Anoche soñé a Carolina nuevamente, pero ya no la soñé como la hermosa adolescente pelirroja que era cuando salimos de secundaria. Ahora se veía vieja y cansada, con varios kilos de más y muchos años a cuestas. En el sueño recordé que siempre que la soñaba me llenaba de gusto por que tenia más de quince años sin verla.

Hace un par de años me surgió la necesidad de volver a encontrarla. Y no tener ni una pista de ella me llenó de frustración y vinieron los sueños donde corría a su encuentro y ella me recibía con su cálida sonrisa y yo iba con la firme seguridad de que tendría el valor de decirle: Carola, me gustas desde que jugamos Pole Position al salir de clases y porque nunca me acusaste por la revista pornográfica que escondía en la mochila cuando tu eras jefa de grupo.

Luego me acercaba a ella y el sueño se descomponía y parecía que en realidad no la había estado buscando, sino que ella siempre había estado conmigo y por lo tanto ya sabia lo que yo iba a decirle o ya se lo había dicho y ya no tenia importancia. Entonces el sueño se hacia incongruente y se disolvía para formar otros colores y otros rostros. Y yo despertaba con la tristeza mordiendo mi corazón y el resto del día me sentía como me sentí cuando tenía cinco años y me extravié en el centro y mi padre me encontró llorando sentado en un macetero.
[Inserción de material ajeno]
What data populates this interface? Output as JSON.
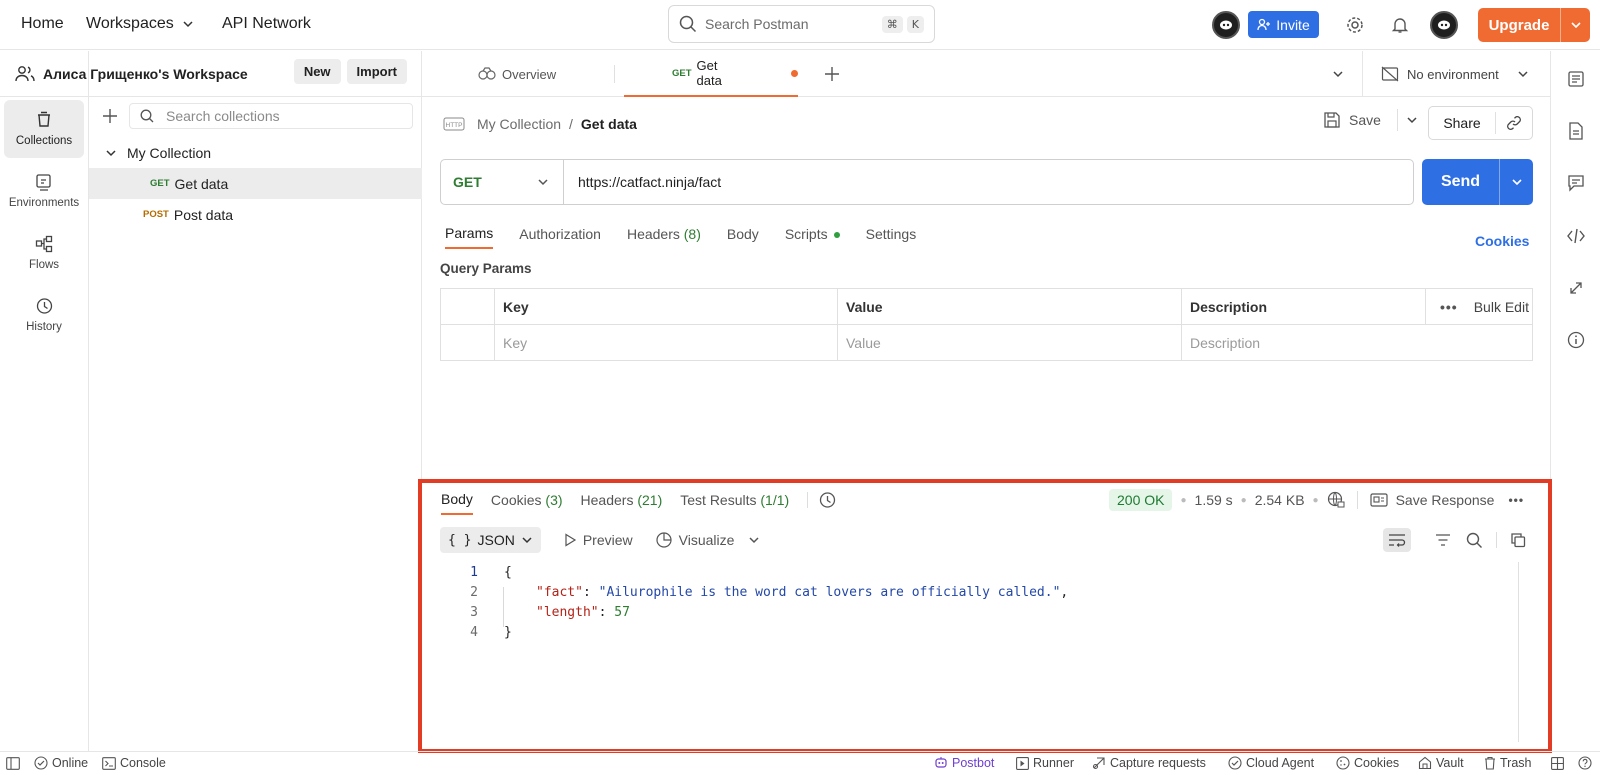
{
  "topbar": {
    "nav": [
      "Home",
      "Workspaces",
      "API Network"
    ],
    "search_placeholder": "Search Postman",
    "search_shortcut": [
      "⌘",
      "K"
    ],
    "invite_label": "Invite",
    "upgrade_label": "Upgrade"
  },
  "workspace": {
    "name": "Алиса Грищенко's Workspace",
    "new_label": "New",
    "import_label": "Import"
  },
  "left_rail": [
    {
      "label": "Collections",
      "icon": "collections-icon",
      "active": true
    },
    {
      "label": "Environments",
      "icon": "environments-icon"
    },
    {
      "label": "Flows",
      "icon": "flows-icon"
    },
    {
      "label": "History",
      "icon": "history-icon"
    }
  ],
  "collections": {
    "search_placeholder": "Search collections",
    "collection_name": "My Collection",
    "requests": [
      {
        "method": "GET",
        "name": "Get data",
        "selected": true
      },
      {
        "method": "POST",
        "name": "Post data"
      }
    ]
  },
  "tabs": {
    "overview": "Overview",
    "active_method": "GET",
    "active_name": "Get data",
    "environment": "No environment"
  },
  "request": {
    "breadcrumb_parent": "My Collection",
    "breadcrumb_sep": "/",
    "breadcrumb_current": "Get data",
    "save_label": "Save",
    "share_label": "Share",
    "method": "GET",
    "url": "https://catfact.ninja/fact",
    "send_label": "Send",
    "tabs": {
      "params": "Params",
      "authorization": "Authorization",
      "headers": "Headers",
      "headers_count": "(8)",
      "body": "Body",
      "scripts": "Scripts",
      "settings": "Settings"
    },
    "cookies_label": "Cookies",
    "query_params_label": "Query Params",
    "table": {
      "headers": [
        "Key",
        "Value",
        "Description"
      ],
      "bulk_edit": "Bulk Edit",
      "placeholders": [
        "Key",
        "Value",
        "Description"
      ]
    }
  },
  "response": {
    "tabs": {
      "body": "Body",
      "cookies": "Cookies",
      "cookies_count": "(3)",
      "headers": "Headers",
      "headers_count": "(21)",
      "tests": "Test Results",
      "tests_count": "(1/1)"
    },
    "status": "200 OK",
    "time": "1.59 s",
    "size": "2.54 KB",
    "save_response": "Save Response",
    "format": "JSON",
    "preview": "Preview",
    "visualize": "Visualize",
    "lines": [
      {
        "n": "1",
        "text": "{"
      },
      {
        "n": "2",
        "key": "\"fact\"",
        "value": "\"Ailurophile is the word cat lovers are officially called.\""
      },
      {
        "n": "3",
        "key": "\"length\"",
        "number": "57"
      },
      {
        "n": "4",
        "text": "}"
      }
    ]
  },
  "statusbar": {
    "online": "Online",
    "console": "Console",
    "postbot": "Postbot",
    "runner": "Runner",
    "capture": "Capture requests",
    "cloud_agent": "Cloud Agent",
    "cookies": "Cookies",
    "vault": "Vault",
    "trash": "Trash"
  },
  "colors": {
    "accent": "#f06b32",
    "primary": "#2f6fe4",
    "get": "#2e7d32",
    "post": "#b36b00",
    "highlight_frame": "#e23c24"
  }
}
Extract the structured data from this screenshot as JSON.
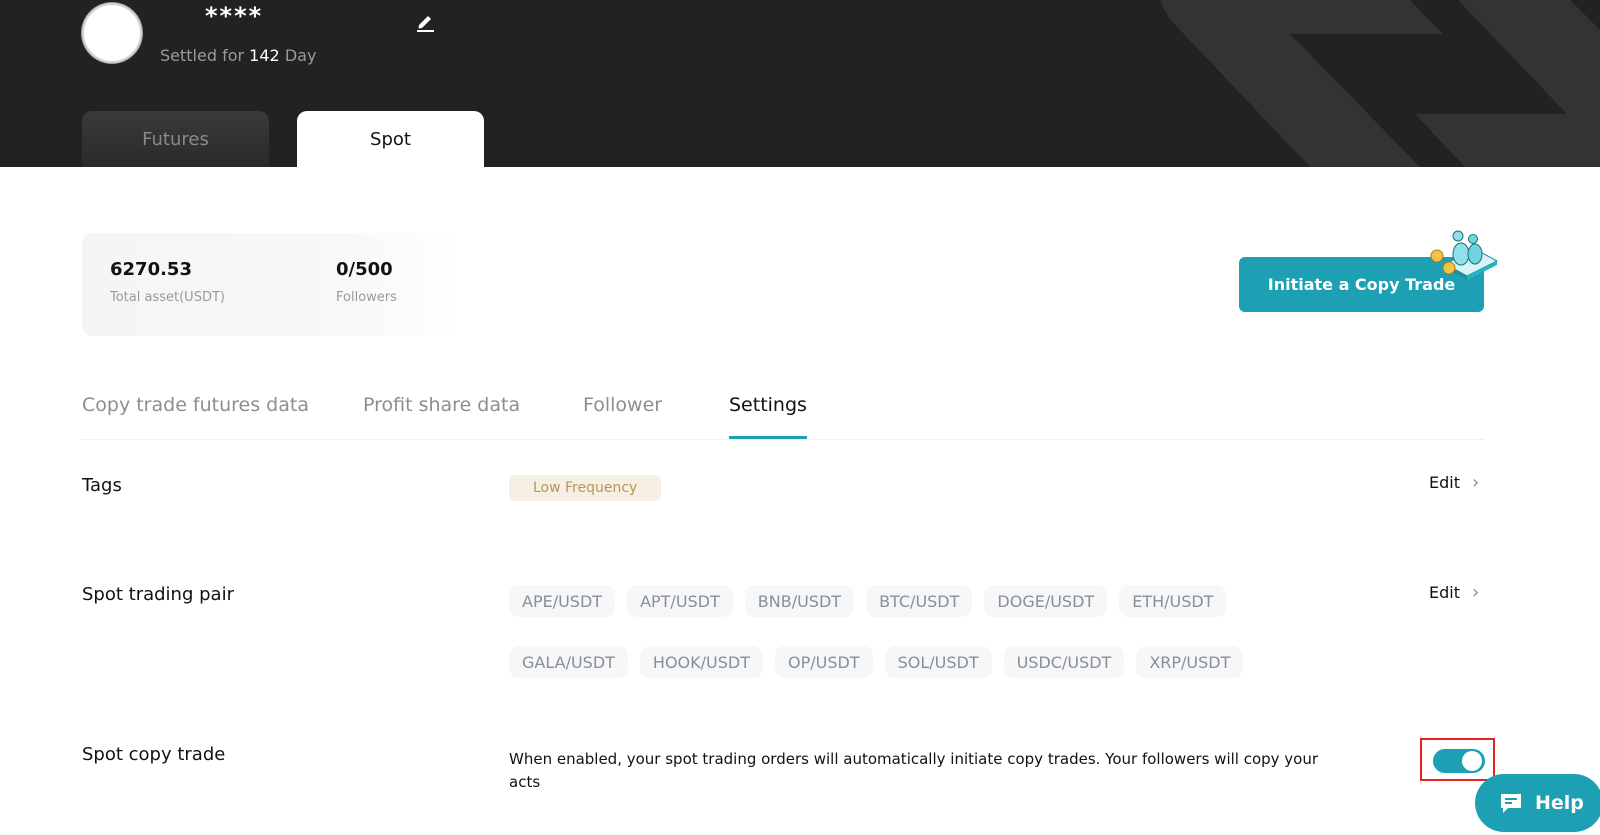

Hace unas semanas regresé a mi ciudad y fui al dentista porque una muela se me rompió por masticar una piedra camuflajeada entre los frijoles. Yo estaba sentado con la boca abierta viendo el reflector cuando tocaron a la puerta. Era el técnico que esperábamos con la pieza y cuando lo ví, no pude evitar tratar de sonreír con el taladro metido en la boca. Era uno de mis compañeros de secundaria. No recordaba su nombre. Fue de gran ayuda que primero lo saludara el dentista. Platicamos un ratito, solo lo necesario, pues mi amigo tenía prisa: a qué nos dedicábamos, en dónde vivíamos, qué habíamos estudiado. Se fue convencido de que me dedicaba a buscar huesos de dinosaurio. Y antes de que se fuera no pude evitar preguntarle ¿no sabes qué ha sido de Carolina? Me miró extrañado pues no la recordaba.

Anoche soñé con Carolina. Pero al verla vi con tristeza que no era como en mis sueños anteriores y la evité durante todo el sueño. No le dirigí la palabra. Estábamos en algún tipo de reunión sin sentido, de esas que solo puede haber en sueños, y al terminar, todos subimos a un autobús que nos llevaría de regreso a casa. Por momentos parecía un barco de madera más que un autobús. Uno a uno se fueron bajando sobre una calle larguísima y ridículamente angosta. Durante el viaje, Carolina y yo nos sorprendimos mirándonos de reojo y cuando ella bajó, miré con atención el lugar y la casa a la que entraba. Tuve la certeza de que regresaría a buscarla. Me acomodé en mi asiento y seguí atento a las extrañas calles y casas entre las que viajábamos y a la niebla espesa que nos iba envolviendo poco a poco. Llegó mi turno de abandonar el barco-autobús y regresé a la oscuridad de mi cuarto.

1 comentarios:

**aeromusa ya no vive aqui** dijo...

Hay sueños que nos persiguen siempre... y que pasa cuando nos alcanzan?